Le infezioni delle vie urinarie e le infezioni genitali maschile sono tra le infezioni più diffuse. Una prudente politica antibiotica ha quindi un grande impatto sulla società. Una classificazione clinica di cistite non complicata, pielonefrite complicata, UTI complicate e infezioni genitali può essere considerato un supporto utile, soprattutto per consentire una corretta scelta del trattamento antibiotico.

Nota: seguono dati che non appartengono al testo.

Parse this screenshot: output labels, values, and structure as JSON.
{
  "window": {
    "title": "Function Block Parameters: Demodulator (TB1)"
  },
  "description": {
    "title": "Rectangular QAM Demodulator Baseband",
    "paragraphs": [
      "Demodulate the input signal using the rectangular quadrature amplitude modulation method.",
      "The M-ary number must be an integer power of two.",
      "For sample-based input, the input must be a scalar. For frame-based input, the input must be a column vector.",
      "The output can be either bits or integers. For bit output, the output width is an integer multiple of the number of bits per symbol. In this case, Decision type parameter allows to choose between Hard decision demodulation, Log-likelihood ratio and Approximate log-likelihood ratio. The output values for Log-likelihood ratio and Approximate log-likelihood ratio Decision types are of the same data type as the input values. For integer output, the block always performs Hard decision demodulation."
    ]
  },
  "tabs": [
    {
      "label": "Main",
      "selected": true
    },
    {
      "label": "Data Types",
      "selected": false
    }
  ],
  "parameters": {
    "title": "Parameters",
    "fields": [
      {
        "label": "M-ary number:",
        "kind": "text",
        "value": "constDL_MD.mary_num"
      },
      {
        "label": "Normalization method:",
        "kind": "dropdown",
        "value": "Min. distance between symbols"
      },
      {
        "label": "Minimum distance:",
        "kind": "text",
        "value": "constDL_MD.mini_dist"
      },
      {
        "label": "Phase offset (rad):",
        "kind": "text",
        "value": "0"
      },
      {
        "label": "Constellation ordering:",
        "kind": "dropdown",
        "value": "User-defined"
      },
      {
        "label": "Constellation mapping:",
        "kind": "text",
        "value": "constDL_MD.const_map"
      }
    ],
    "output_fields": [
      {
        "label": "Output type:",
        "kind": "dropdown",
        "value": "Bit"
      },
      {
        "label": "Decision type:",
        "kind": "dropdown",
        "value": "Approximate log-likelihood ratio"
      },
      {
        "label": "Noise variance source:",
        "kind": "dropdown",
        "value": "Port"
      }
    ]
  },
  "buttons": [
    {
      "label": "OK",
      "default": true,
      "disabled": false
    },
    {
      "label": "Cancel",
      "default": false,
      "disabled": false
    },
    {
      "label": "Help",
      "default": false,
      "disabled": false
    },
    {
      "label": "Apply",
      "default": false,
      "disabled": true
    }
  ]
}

A questo proposito vanno particolarmente considerati gli aspetti farmacocinetici e farmacodinamici. Oggi, nella cura della cistite non complicata sono preferiti antibiotici riservati esclusivamente a questa indicazione, come ad esempio fosfomicina trometamolo, nitrofurantoina e pivmecillinam. In UTI complicata dove tra glia agenti eziopatogenetici si considerano un ampio spettro di batteri, diverse sostanze antibiotiche possono risultare efficaci, come la penicillina, cefalosporine o carbapenemi, fluorochinoloni, aminoglicosidi o cotrimoxazolo,. Per le infezioni genitali le migliori proprietà farmacocinetiche sembrano mostrate da fluorochinoloni e macrolidi.Inoltre, nelle infezioni genitali microrganismi esigenti, come ad esempio la Chlamydia o Mycoplasma spp. devono essere considerati in relazione alla loro sensibilità agli antibiotici.

Bibliografia: Wagenlehner FMet al. Antimicrobials in urogenital infections. Int J Antimicrob Agents.2011 Dec;38 Suppl:3-10. Epub 2011 Oct 20.